Entró en mi gabinete, y ¡qué cara traía, qué golpe de quevedos, qué
mirar justiciero! Era una sibila de aquéllas que pintó Miguel Angel
para expresar lo feas que se ponen las mujeres guapas cuando se enfadan
y hacen profecías. En verdad, señores, lo extremadamente serio de aquel
rostro prodújome efectos contrarios á los que él quería producir...
Por poco suelto la risa.
--¿Qué hay? --le pregunté afectando calma.
--¿Qué ha de haber? Pues nada que digamos. Vengo de arriba. Un
zafarrancho espantoso. Las consecuencias de tu carácter, de tu
temperamento... ¡Y ha habido una persona tan inocente que creyó posible
curarte, enmendar lo que tiene sus raíces en el fondo de la naturaleza,
y hacer de un demonio un hombre...! La que tal pensó es más digna de
lástima que las otras dos infelices, y por lo mismo que puso sus miras
más arriba es la que ha caído más bajo... Estoy tan avergonzada por mí
como por tí... Yo al menos tengo conciencia y veo mi bochorno; pero
tú, ¿qué ves?... Eres un depravado, un monstruo, un condenado en vida.
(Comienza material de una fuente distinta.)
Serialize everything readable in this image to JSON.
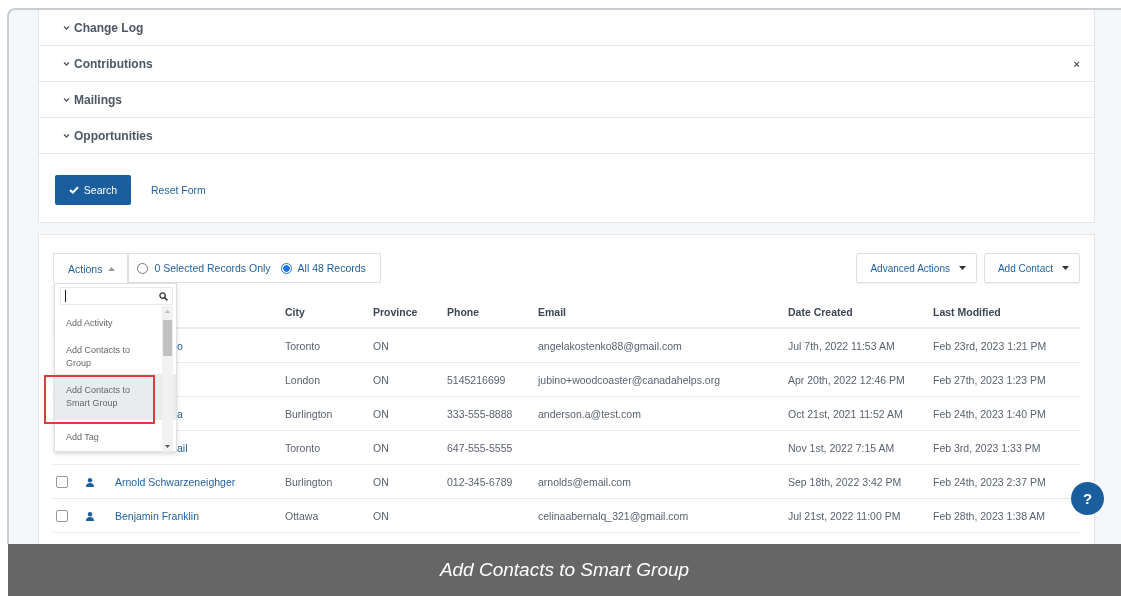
{
  "accordion": [
    {
      "label": "Change Log",
      "expanded": false
    },
    {
      "label": "Contributions",
      "expanded": false,
      "close": "×"
    },
    {
      "label": "Mailings",
      "expanded": false
    },
    {
      "label": "Opportunities",
      "expanded": false
    }
  ],
  "search_form": {
    "search_button": "Search",
    "reset_link": "Reset Form"
  },
  "results": {
    "actions": {
      "label": "Actions",
      "open": true,
      "items": [
        {
          "label": "Add Activity",
          "selected": false
        },
        {
          "label": "Add Contacts to Group",
          "selected": false
        },
        {
          "label": "Add Contacts to Smart Group",
          "selected": true
        },
        {
          "label": "Add Tag",
          "selected": false
        }
      ]
    },
    "record_scope": [
      {
        "label": "0 Selected Records Only",
        "selected": false
      },
      {
        "label": "All 48 Records",
        "selected": true
      }
    ],
    "buttons": [
      "Advanced Actions",
      "Add Contact"
    ],
    "table": {
      "columns": [
        "City",
        "Province",
        "Phone",
        "Email",
        "Date Created",
        "Last Modified"
      ],
      "rows": [
        {
          "kind": "covered",
          "name": "o",
          "cells": [
            "Toronto",
            "ON",
            "",
            "angelakostenko88@gmail.com",
            "Jul 7th, 2022 11:53 AM",
            "Feb 23rd, 2023 1:21 PM"
          ]
        },
        {
          "kind": "covered",
          "cells": [
            "London",
            "ON",
            "5145216699",
            "jubino+woodcoaster@canadahelps.org",
            "Apr 20th, 2022 12:46 PM",
            "Feb 27th, 2023 1:23 PM"
          ]
        },
        {
          "kind": "covered",
          "name": "a",
          "cells": [
            "Burlington",
            "ON",
            "333-555-8888",
            "anderson.a@test.com",
            "Oct 21st, 2021 11:52 AM",
            "Feb 24th, 2023 1:40 PM"
          ]
        },
        {
          "kind": "covered",
          "name": "ail",
          "cells": [
            "Toronto",
            "ON",
            "647-555-5555",
            "",
            "Nov 1st, 2022 7:15 AM",
            "Feb 3rd, 2023 1:33 PM"
          ]
        },
        {
          "kind": "contact",
          "checked": false,
          "name": "Arnold Schwarzeneighger",
          "cells": [
            "Burlington",
            "ON",
            "012-345-6789",
            "arnolds@email.com",
            "Sep 18th, 2022 3:42 PM",
            "Feb 24th, 2023 2:37 PM"
          ]
        },
        {
          "kind": "contact",
          "checked": false,
          "name": "Benjamin Franklin",
          "cells": [
            "Ottawa",
            "ON",
            "",
            "celinaabernalq_321@gmail.com",
            "Jul 21st, 2022 11:00 PM",
            "Feb 28th, 2023 1:38 AM"
          ]
        }
      ]
    }
  },
  "help_button": "?",
  "caption": "Add Contacts to Smart Group"
}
Daría... no sé qué por ver en tí un rasgo de nobleza. Pero no, no lo
veré, porque no puedes dar sino frutos amargos... Has prostituído
á la tontuela de Camila, quitándole lo único que tenía, que era su
inocencia; has cubierto de ignominia al pobre Constantino, que es un
alma de Dios, el ángel de los topos... ¡y tú tan fresco!... Responde,
hombre; discúlpate, da á entender siquiera que hay en tí un resto de
pudor, de dignidad, de cristianismo...
Hubiera podido contestarle muchas cosas y volver por la honra de su
hermana; ¿pero á qué decir lo que no había de ser creído? Hallábame tan
irritado, que no sabía resolver aquellas cuestiones sino cortando por
lo sano. Me incomodó la sibila con su áspero sermoneo, tanto ó más que
Eloísa con sus procacidades. Ante ella me sentí igualmente brutal que
ante la otra, y ciego la cogí por un brazo lo mismo que había cogido á
la prójima, diciendo con la ronquera de mi ira:
--¿Sabes que no tengo ganas de música, de filosofías ni de estupideces?
¿Sabes que te voy á poner ahora mismo en la calle, porque no puedo
aguantar más, porque estoy hasta la corona de tí y de tu hermana?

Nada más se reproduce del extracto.